Jan 29 2012

The Sacred Earth

When I was in Chaco Canyon early last month I picked up and read my first Tony Hillerman novel.  Later today I will finish reading my fifteenth Hillerman novel.  I quickly fell in love with his writings and have not been able to stop reading the Chee/Leaphorn series.  I typically don’t read these kinds of books but I have thoroughly enjoyed this series and learning about Navajo culture and religion. 

In his books Hillerman goes out of his way to note that the Navajo’s consider their land sacred.  They have holy mountains and many rituals that show respect for the earth and nature.  In a way that is foreign to many of us they live close to the earth.  In his essay, “The Navajo Nation,” George Hardeen says the Navajo “made the land their religion.”  You cannot understand Navajo religion apart from the land.
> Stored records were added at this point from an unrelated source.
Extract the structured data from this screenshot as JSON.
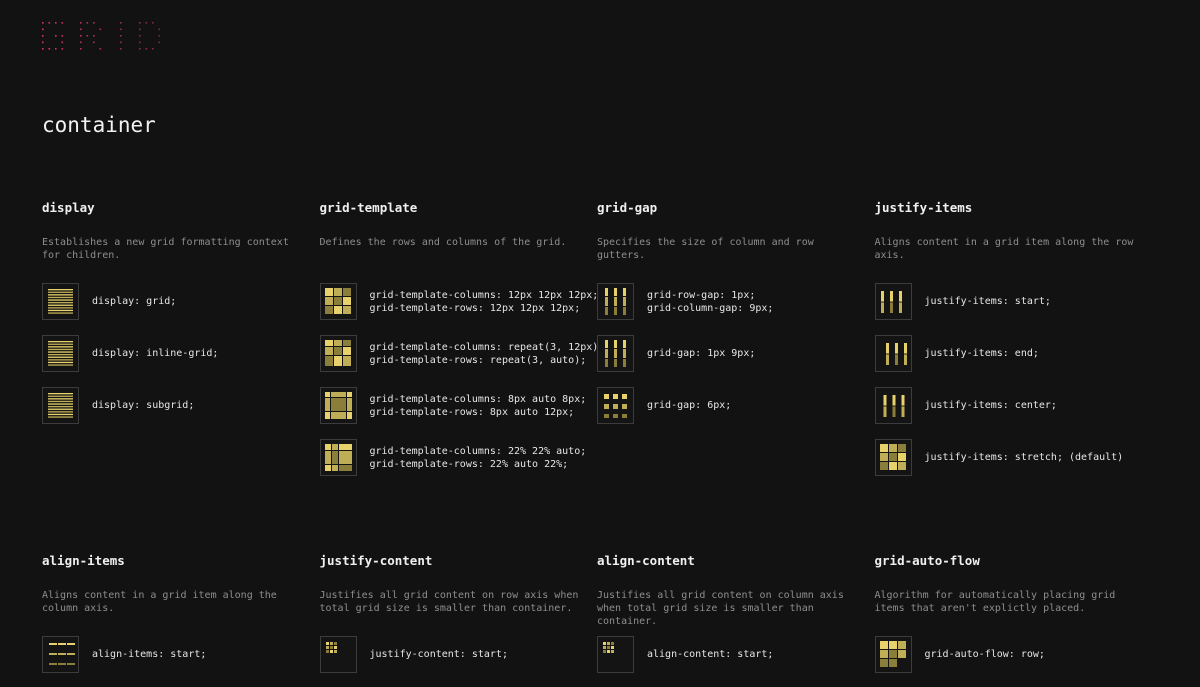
{
  "colors": {
    "background": "#121212",
    "accent_gold": "#e7d16b",
    "accent_dim": "#8b7d3a",
    "logo_pink": "#d6336c"
  },
  "logo": {
    "text": "GRID",
    "icon": "dotted-grid-logo"
  },
  "section": {
    "title": "container"
  },
  "properties": [
    {
      "title": "display",
      "desc": "Establishes a new grid formatting context for children.",
      "examples": [
        {
          "icon": "display-grid-icon",
          "code": "display: grid;"
        },
        {
          "icon": "display-inline-grid-icon",
          "code": "display: inline-grid;"
        },
        {
          "icon": "display-subgrid-icon",
          "code": "display: subgrid;"
        }
      ]
    },
    {
      "title": "grid-template",
      "desc": "Defines the rows and columns of the grid.",
      "examples": [
        {
          "icon": "grid-template-fixed-icon",
          "code": "grid-template-columns: 12px 12px 12px;\ngrid-template-rows: 12px 12px 12px;"
        },
        {
          "icon": "grid-template-repeat-icon",
          "code": "grid-template-columns: repeat(3, 12px);\ngrid-template-rows: repeat(3, auto);"
        },
        {
          "icon": "grid-template-auto-icon",
          "code": "grid-template-columns: 8px auto 8px;\ngrid-template-rows: 8px auto 12px;"
        },
        {
          "icon": "grid-template-percent-icon",
          "code": "grid-template-columns: 22% 22% auto;\ngrid-template-rows: 22% auto 22%;"
        }
      ]
    },
    {
      "title": "grid-gap",
      "desc": "Specifies the size of column and row gutters.",
      "examples": [
        {
          "icon": "grid-gap-separate-icon",
          "code": "grid-row-gap: 1px;\ngrid-column-gap: 9px;"
        },
        {
          "icon": "grid-gap-shorthand-icon",
          "code": "grid-gap: 1px 9px;"
        },
        {
          "icon": "grid-gap-single-icon",
          "code": "grid-gap: 6px;"
        }
      ]
    },
    {
      "title": "justify-items",
      "desc": "Aligns content in a grid item along the row axis.",
      "examples": [
        {
          "icon": "justify-items-start-icon",
          "code": "justify-items: start;"
        },
        {
          "icon": "justify-items-end-icon",
          "code": "justify-items: end;"
        },
        {
          "icon": "justify-items-center-icon",
          "code": "justify-items: center;"
        },
        {
          "icon": "justify-items-stretch-icon",
          "code": "justify-items: stretch; (default)"
        }
      ]
    },
    {
      "title": "align-items",
      "desc": "Aligns content in a grid item along the column axis.",
      "examples": [
        {
          "icon": "align-items-start-icon",
          "code": "align-items: start;"
        }
      ]
    },
    {
      "title": "justify-content",
      "desc": "Justifies all grid content on row axis when total grid size is smaller than container.",
      "examples": [
        {
          "icon": "justify-content-start-icon",
          "code": "justify-content: start;"
        }
      ]
    },
    {
      "title": "align-content",
      "desc": "Justifies all grid content on column axis when total grid size is smaller than container.",
      "examples": [
        {
          "icon": "align-content-start-icon",
          "code": "align-content: start;"
        }
      ]
    },
    {
      "title": "grid-auto-flow",
      "desc": "Algorithm for automatically placing grid items that aren't explictly placed.",
      "examples": [
        {
          "icon": "grid-auto-flow-row-icon",
          "code": "grid-auto-flow: row;"
        }
      ]
    }
  ]
}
Years ago when I was in seminary I learned that the Jews, likewise, considered their land sacred.  It was viewed as a gift from God.  They, too, had their holy mountain and strong convictions that the ground upon which they stood was holy ground.  Walter Brueggemann, in his classic work The Land, says “The Bible is the story of God’s people with God’s land.”  He even makes the bold statement, “Land is a central, if not the central theme of biblical faith.”  Like the Navajos, it would be hard to understand the Jewish religion apart from the land.  After the Jews were led into exile in distant Babylon this proved to be a great test of their faith.  When the Babylonians asked them to sing “the songs of Zion” they responded, “How can we sing the songs of the Lord while in a foreign land?” (Psalm 137:4)  They had trouble separating their faith from the land they held sacred.

Reading Hillerman’s novels and reflecting on the Bible’s strong emphasis on the land has made me wonder why more of us don’t consider the land we live on sacred.  Psalm 24:1 declares that “the earth is the Lord’s.”  Does that not, in itself, make it sacred?  Just recognizing the fact that a holy God created the world should move us to realize that it, too, is holy.

I strongly believe that many of the problems the world faces today are, at least in part, due to our failure to affirm the earth is sacred.  If we truly believed that the earth belonged to God and is holy wouldn’t that cause us to take better care of it?  Wouldn’t that cause us to do a better job of sharing its resources?  Wouldn’t it make a difference in the way we observe and relate to nature?   Will it take a burning bush to make us realize we stand on holy ground?  I hope not.  I fully concur with Elizabeth Barrett Browning who wrote, “Earth’s crammed with heaven; and every common bush afire with God; but only he who sees, takes off his shoes.  The rest sit round it and pluck blackberries.”  May God give us all eyes to see that the land we live on truly is holy ground.

–Chuck

(I chose to illustrate this entry with three images I took last month in Tony Hillerman’s beloved New Mexico.)


Jul 12 2009

Trying To Be There

blackberriesOne of the books I am reading right now is a novel by Barbara Kingsolver called Prodigal Summer.  The natural world plays a prominent role in this book, as it  does in most of Kingsolver’s works.  In one chapter she talks about moths and how some creatures are never even seen by humans.  She then writes, “So much detail goes unnoticed in the world.”

There can be no denying that we all miss out on “so much detail” in our everyday world.  Perhaps we move through the day too fast or stressed out to notice.  Maybe we just don’t care.  As Christians we should strive to be more observant because the God we worship is “in the details.”  The Creator has made the world so that we might experience Him in not just the big things but in the little things too.  The key is learning to pay attention.

Elizabeth Barrett Browning wrote: “Earth’s crammed with heaven, and every common bush afire with God; but only he who sees, takes off his shoes, the rest sit round it and pluck blackberries.”  It is my fear that there are a lot of us who are missing out on some wonderful things because we are not truly seeing what is going on around us; we are not paying attention.  Instead of taking notice of God’s splendor and glory in Creation we sit around and “pluck blackberries.”

In one of my favorite books, Pilgrim at Tinker Creek, Annie Dillard notes that in nature “beauty and grace are performed whether or not we will or sense them.”  She then adds, “The least we can do is try to be there.”  Yes, it would seem that is the least we can do.  It might not be a bad idea to begin each day by praying the opening words of the hymn: “Open my eyes that I might see, glimpses of truth Thou hast for me.”  It would be a good start…

–Chuck Summers

p.s. Rob wants everyone to know that it’s still o.k. to pick and eat blackberries!